A furia di bussare alla porta di casa Milan, Leonardo e Maldini hanno aperto. E soprattutto hanno parlato, chiarito, smentito, raccontato e disegnato l'immediato futuro di Gattuso e del club. «Presto o tardi noi arriveremo là dove vogliamo arrivare» è diventato il loro grido di battaglia. Hanno anche ricaricato le pile del tecnico rimasto isolato per qualche tempo («non ho ricevuto alcun ultimatum dalla società, ho sentito la vicinanza di Leo e Paolo») raccomandandogli di spazzare via il pessimismo denunciato qualche ora prima. Non è stato un intervento casuale ma voluto, preparato e perciò completo. Insieme, e intervenendo in perfetto tempismo, i due dirigenti operativi del Milan anglo-americano hanno cancellato dall'orizzonte rossonero l'incubo dell'esonero. «Mai pensato di cambiare Gattuso, nessun altro allenatore è stato da noi contattato» la frase che ha rimesso in sella Rino, apparso in conferenza stampa già con un'espressione diversa. «Siamo ancora in grado di raggiungere il quarto posto» l'ottimismo dichiarato da Paolo Maldini che ha anticipato l'altro tema di grande attualità, il mercato di gennaio. «Sarà condizionato dal FFP». Leonardo è stato anche più esplicito: «Non ci saranno colpi ma saranno colte solo opportunità». Anche perché l'Uefa, letto dell'arrivo di Paquetà (35 milioni), ha scritto una lettera di biasimo. «Non ne vogliamo ricevere una seconda» ha commentato Leonardo mentre Maldini ha spiegato che al quarto posto è legato anche il mercato di gennaio. «Senza la Champions non potremmo riscattare né Higuain né Bakayoko» la spiegazione didascalica.
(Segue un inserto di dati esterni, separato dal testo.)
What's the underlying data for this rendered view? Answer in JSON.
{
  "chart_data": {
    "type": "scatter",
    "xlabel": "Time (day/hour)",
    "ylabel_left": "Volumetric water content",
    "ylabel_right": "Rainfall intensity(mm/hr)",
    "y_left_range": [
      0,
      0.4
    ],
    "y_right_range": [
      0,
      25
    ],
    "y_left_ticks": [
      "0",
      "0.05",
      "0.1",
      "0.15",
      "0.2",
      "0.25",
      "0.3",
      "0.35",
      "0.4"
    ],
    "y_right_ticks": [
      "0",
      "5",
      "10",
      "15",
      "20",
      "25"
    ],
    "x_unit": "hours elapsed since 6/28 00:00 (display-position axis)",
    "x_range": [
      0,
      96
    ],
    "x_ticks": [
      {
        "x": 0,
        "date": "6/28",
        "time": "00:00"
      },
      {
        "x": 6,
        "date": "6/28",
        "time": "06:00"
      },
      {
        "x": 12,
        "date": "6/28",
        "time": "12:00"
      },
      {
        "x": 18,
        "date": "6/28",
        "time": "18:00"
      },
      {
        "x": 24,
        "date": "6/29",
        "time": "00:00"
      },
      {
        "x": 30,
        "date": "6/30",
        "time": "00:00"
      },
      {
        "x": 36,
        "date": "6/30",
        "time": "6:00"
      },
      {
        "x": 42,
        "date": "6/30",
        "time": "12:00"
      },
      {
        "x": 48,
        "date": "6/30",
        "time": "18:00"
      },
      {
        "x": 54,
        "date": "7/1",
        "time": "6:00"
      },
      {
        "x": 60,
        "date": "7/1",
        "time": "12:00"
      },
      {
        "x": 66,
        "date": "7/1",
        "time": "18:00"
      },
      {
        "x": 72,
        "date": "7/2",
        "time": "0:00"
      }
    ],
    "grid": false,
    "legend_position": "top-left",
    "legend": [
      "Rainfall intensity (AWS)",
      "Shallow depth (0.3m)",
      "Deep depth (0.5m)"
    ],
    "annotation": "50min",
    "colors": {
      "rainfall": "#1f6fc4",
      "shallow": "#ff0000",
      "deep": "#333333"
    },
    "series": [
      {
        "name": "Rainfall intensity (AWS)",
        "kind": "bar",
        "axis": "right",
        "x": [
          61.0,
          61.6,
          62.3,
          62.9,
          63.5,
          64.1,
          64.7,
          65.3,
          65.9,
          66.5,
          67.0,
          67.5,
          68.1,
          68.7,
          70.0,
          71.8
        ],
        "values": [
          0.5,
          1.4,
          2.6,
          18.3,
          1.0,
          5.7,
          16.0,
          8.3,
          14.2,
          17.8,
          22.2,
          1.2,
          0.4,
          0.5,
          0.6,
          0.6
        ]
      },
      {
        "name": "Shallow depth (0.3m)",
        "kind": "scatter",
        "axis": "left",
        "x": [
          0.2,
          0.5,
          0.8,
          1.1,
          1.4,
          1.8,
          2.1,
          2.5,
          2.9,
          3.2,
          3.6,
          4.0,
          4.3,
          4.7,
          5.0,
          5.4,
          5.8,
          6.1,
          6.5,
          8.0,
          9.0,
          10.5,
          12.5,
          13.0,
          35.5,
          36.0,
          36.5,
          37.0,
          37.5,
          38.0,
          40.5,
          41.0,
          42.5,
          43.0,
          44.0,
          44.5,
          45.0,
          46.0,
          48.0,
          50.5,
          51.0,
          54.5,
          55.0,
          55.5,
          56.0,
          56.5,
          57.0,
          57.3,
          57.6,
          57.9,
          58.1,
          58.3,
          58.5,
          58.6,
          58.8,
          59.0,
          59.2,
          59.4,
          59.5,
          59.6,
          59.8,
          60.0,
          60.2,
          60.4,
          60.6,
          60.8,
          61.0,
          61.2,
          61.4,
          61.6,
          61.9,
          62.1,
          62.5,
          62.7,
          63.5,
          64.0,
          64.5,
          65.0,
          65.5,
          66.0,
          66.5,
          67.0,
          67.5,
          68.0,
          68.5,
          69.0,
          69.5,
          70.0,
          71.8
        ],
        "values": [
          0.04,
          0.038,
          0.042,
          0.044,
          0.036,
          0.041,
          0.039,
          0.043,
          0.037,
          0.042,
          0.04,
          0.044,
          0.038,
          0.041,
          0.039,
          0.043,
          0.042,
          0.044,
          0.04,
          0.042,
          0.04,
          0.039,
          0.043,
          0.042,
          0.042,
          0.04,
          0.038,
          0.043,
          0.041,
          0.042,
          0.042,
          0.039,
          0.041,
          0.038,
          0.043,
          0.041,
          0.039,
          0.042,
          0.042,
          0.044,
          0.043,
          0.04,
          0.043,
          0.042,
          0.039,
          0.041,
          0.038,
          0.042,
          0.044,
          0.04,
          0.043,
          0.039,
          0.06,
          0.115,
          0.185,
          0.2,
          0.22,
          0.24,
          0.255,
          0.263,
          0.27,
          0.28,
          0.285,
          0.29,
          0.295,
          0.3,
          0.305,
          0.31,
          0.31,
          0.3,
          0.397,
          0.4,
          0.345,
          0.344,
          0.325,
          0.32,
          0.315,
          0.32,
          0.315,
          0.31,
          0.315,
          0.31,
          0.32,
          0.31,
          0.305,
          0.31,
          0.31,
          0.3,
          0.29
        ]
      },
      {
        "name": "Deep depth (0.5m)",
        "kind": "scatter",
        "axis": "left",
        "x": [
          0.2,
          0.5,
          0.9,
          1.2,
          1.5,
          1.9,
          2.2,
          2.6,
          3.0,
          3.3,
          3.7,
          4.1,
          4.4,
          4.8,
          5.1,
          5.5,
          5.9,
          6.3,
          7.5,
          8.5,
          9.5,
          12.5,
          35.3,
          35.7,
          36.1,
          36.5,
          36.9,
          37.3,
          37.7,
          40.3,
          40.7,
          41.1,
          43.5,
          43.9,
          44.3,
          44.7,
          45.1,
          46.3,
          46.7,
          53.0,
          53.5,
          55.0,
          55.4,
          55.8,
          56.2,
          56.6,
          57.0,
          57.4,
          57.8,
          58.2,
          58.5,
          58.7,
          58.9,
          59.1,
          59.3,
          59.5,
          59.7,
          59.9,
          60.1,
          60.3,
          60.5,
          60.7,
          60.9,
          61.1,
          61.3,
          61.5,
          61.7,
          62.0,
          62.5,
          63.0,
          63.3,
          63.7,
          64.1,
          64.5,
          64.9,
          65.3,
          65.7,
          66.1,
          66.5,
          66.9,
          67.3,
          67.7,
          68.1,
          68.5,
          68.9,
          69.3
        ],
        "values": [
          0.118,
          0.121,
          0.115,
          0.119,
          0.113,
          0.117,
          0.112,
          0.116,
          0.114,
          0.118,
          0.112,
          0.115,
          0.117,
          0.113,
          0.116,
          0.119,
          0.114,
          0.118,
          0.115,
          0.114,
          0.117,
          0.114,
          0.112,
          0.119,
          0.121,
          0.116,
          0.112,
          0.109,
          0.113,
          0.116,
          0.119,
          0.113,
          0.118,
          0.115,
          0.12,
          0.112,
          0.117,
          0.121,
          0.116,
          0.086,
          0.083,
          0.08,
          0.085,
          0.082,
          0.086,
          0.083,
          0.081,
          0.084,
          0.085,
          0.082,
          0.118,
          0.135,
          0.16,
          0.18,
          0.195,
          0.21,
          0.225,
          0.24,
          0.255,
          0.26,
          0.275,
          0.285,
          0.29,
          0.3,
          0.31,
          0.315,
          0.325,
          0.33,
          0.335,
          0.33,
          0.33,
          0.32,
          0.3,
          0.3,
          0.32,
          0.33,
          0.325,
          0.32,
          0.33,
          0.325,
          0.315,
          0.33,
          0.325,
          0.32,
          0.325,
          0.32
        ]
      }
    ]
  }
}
Anche Higuain, sorpreso dal mancato sostegno, ha incassato la sua buona dose di fiducia pubblica. «È un leader naturale» ha sentenziato l'ex capitano. «Non ha chiesto di essere ceduto, non l'abbiamo mai trattato: è proprietà della Juve» la segnalazione di Leonardo. Alla fine è rimasto, prima di una sosta rigeneratrice, da scollinare l'ostacolo Spal dinanzi al quale si sono sprecate le frasi di rito. «Dobbiamo vincere a tutti i costi» ha sentenziato Gattuso. «Si può anche giocare male ma bisogna morire lì» gli ha fatto eco Leonardo. Non resta che andare a San Siro e controllare da vicino.